Metabolic engineering of C. acetobutylicum had been hampered for many years due to lack of suitable genetic tools, which some were developed very recently (Heap et al., 2007; Heap et al., 2007; Heap et al., 2012). Libraries of expression control elements (promoters and RBSs) with known characteristics are important to allow construction of synthetic/heterologous metabolic pathways that perform predictably, and similarly to allow rational modification of existing pathways. To generate such libraries, reporter constructs are used to measure strengths of elements. However, classical fluorescent reporter proteins are oxygen-dependent and inactive in anaerobic bacteria.

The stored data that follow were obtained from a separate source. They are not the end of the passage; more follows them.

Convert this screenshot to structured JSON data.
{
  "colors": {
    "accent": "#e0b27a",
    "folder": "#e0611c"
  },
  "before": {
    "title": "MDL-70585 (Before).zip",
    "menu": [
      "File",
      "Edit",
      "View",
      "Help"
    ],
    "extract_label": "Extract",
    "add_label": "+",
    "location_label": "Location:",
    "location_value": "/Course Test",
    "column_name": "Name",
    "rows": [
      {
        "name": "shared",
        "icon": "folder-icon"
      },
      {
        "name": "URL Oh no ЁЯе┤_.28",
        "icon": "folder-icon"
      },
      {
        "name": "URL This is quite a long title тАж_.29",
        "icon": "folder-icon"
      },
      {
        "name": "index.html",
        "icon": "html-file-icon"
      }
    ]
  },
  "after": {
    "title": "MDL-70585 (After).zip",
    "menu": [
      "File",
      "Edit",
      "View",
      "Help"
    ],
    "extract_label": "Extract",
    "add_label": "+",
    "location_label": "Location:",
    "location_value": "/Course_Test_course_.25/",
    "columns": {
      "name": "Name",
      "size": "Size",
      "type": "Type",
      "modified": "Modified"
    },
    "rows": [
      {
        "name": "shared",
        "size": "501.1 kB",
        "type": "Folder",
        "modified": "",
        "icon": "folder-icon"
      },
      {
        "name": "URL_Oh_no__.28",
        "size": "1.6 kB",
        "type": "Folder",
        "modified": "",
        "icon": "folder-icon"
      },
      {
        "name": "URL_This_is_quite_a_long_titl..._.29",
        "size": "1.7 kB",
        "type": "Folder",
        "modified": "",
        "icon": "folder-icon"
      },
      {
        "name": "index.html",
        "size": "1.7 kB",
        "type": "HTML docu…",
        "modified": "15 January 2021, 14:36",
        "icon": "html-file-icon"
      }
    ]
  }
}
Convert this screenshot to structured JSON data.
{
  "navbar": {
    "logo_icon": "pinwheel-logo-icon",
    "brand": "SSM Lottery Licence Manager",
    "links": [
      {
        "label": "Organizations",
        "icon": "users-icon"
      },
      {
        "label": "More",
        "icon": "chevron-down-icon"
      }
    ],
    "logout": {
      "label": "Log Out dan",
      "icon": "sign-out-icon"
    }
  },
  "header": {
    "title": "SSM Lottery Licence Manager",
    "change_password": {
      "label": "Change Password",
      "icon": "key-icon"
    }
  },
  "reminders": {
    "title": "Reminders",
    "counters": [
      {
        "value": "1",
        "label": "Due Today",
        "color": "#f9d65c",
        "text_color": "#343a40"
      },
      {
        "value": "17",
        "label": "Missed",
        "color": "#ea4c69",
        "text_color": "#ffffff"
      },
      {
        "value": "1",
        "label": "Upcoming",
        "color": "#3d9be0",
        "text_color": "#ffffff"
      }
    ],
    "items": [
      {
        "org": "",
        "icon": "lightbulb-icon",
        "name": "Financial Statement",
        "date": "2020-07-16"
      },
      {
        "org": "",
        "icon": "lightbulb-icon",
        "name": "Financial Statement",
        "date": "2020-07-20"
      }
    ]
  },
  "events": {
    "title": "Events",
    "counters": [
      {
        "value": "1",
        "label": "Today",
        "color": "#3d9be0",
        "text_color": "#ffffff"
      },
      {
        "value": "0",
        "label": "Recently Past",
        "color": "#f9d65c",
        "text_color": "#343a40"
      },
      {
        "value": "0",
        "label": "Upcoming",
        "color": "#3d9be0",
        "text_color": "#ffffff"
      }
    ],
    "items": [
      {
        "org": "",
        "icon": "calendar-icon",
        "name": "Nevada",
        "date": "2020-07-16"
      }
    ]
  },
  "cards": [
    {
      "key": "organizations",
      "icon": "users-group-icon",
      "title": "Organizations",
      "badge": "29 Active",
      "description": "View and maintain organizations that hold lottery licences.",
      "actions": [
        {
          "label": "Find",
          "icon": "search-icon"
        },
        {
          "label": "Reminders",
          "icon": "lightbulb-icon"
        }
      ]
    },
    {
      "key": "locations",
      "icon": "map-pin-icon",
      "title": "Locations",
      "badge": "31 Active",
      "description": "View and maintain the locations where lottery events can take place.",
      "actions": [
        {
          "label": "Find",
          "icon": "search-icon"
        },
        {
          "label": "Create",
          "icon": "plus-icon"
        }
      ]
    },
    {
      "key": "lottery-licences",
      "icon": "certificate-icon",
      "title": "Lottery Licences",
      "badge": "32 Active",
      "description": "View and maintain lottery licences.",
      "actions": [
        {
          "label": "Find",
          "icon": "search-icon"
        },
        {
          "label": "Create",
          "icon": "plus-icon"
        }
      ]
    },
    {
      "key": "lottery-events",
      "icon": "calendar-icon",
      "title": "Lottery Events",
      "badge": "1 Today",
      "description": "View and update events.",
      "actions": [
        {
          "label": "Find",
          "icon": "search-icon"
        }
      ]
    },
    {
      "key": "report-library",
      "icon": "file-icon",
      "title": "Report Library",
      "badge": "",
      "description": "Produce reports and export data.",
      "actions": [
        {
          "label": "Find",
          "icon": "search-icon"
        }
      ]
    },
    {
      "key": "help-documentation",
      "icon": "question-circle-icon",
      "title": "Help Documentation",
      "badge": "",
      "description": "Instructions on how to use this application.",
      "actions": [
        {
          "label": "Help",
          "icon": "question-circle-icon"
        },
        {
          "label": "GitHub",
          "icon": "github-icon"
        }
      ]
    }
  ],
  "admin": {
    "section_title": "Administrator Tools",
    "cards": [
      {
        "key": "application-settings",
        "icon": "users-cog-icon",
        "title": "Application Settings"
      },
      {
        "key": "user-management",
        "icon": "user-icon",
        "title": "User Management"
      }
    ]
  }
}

Therefore, we tested several oxygen-independent fluorescent reporter systems such as Light-Oxygen-Voltage proteins and SNAP/CLIP-tag protein fusions as well as enzymatic reporters phoZ and gusA. Among them gusA was found to give the highest sensitivity and the lowest background signal and was used to expand our existing toolkit of synthetic parts for controlling gene expression.

Subsequently, we attempted to create a high-yield strain of C. acetobutylicum by employing synthetic regulatory elements to develop and implement a system for metabolic flux redistribution. By using recently developed tools for genetic manipulation of Clostridia, we up-regulated and down-regulated expression of enzymes involved in the carbohydrate fermentation to improve production of solvents. This strategy will also be employed in the future to create high-yield strains of C. acetobutylicum and other industrially relevant strains for production of a wide range of commodity chemicals.